Understandably people were frustrated. They had an important contribution and no way to make it heard. Conversation was, therefore, drowning in a good versus evil rhetoric. Discussion was short-circuiting in adversarial dialogue.

Then we showed up, in standard-issue BGS blue t-shirts with tea, biscuits and graphics. We showed up again. And again. And again. We met a diverse crowd. With diverse views. We saw the challenge from every angle. The economic bodies vested with sustainable growth. The innovators solving tomorrow’s problems. The educators making the next generation work-ready. The industry drivers keeping the wheels turning. The community representatives taking care of life today.

The conversation people wanted to have moved way beyond the science of managing the subsurface through to politics, economics, ethics, morals and values. We stayed on the right side of the line. We are experts in geoscience and have a statutory duty to provide independent evidence to everyone – whether you’re in government, industry, academia or the public.
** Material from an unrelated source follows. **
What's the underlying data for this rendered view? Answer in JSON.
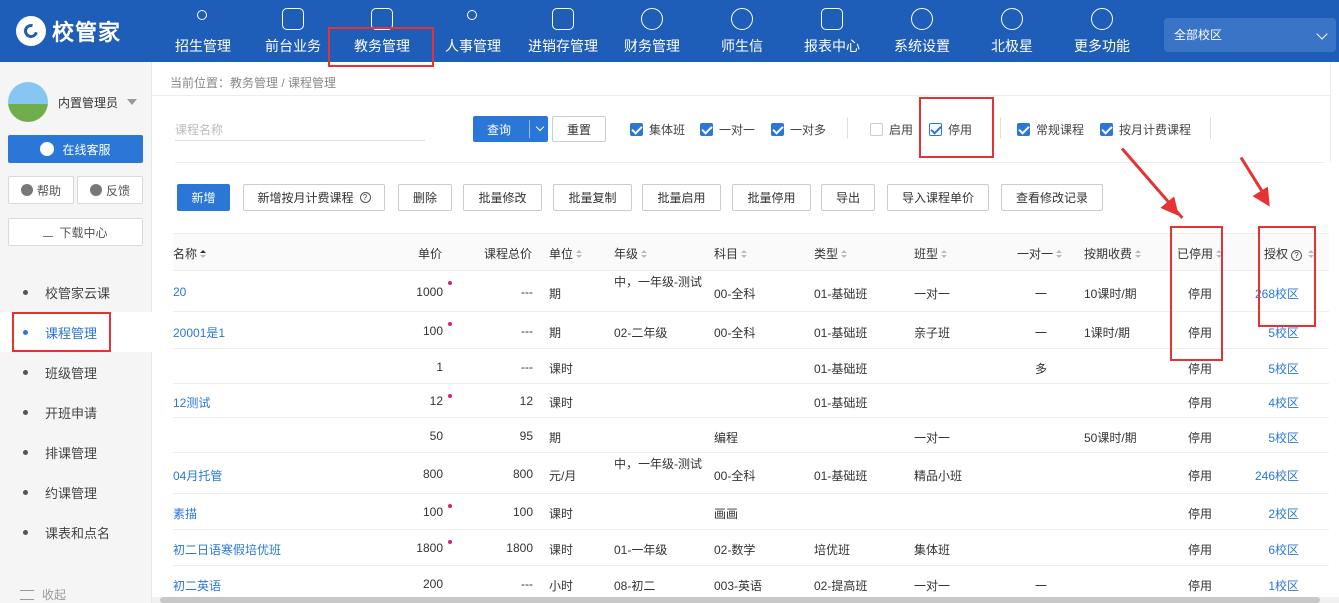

So, we explained the boundaries of our expertise, facilitated debate, provided input on the science wherever appropriate, and signposted people to researchers, regulators, decision-makers, policy-makers or industry where questions were not ours to answer.

So very many geoscientists are excited by the UK Geoenergy Observatories as an opportunity for people to learn about the underground environment: Understanding that it feeds us, clothes us, cures us and keeps us warm, safe and dry. It’s hard to dismiss the rationale that because we demand so much of the underground, we must take much better care of it. They hold great optimism that here is a chance to demystify the underground, shifting perception from the stuff of ancient myths and legends to images created by great data, scale and state-of-the-art modelling. Their enthusiasm for the potential knowledge gained is infectious: from how reservoirs affect the rocks to how quickly aquifers replenish.

However, as is so often the case when you open a conversation to impart what you know, what you discover is so much more valuable.

Through the scores of opportunities we've created for people to find out about the importance of geoscience in meeting our future energy needs, tackling energy poverty, addressing climate change and improving environmental management, we’ve begun to understand how to change the energy conversation.

It sets a challenge for us all – for every public body, academic institution, industry player and community member. We will only find workable solutions when we include everyone who wants to be part of the conversation. It enables us to begin to understand one other. To develop trust. To generate genuine and honest two-way dialogue.

This means that, however incongruous and difficult it seems, the suits, scientists, number-crunchers, and policy-makers must sit alongside the nannies, farmers, engineers, teachers, landowners, industry executives and campaigners who want to be heard. Not just once but as the norm. Trust is only gained by putting yourself forward time and again. It’s not easy. It’s not quick. It’s not cheap. But urgent action from ‘everyone, everywhere, across everything’ to tackle climate change requires new solutions. To turn our energy options from black and white to shades of green, we must put long-term gain ahead of short-term cost.

As our friends at the IEA reminded us last month, the solution to climate change must start in the developed world. Perhaps, the very resource, skill and ingenuity that turned Britain into the birthplace of the industrial revolution is the same alchemy that can put the UK at the forefront of the environmental revolution. Global action on climate change starts at home with a better fireside chat about how we keep the embers glowing and the trees growing.

Cristina Chapman is the UK Geoenergy Observatories communications manager at the BGS and Advisory Board Member for the Chartered Institute of Public Relations Energy Leadership Platform.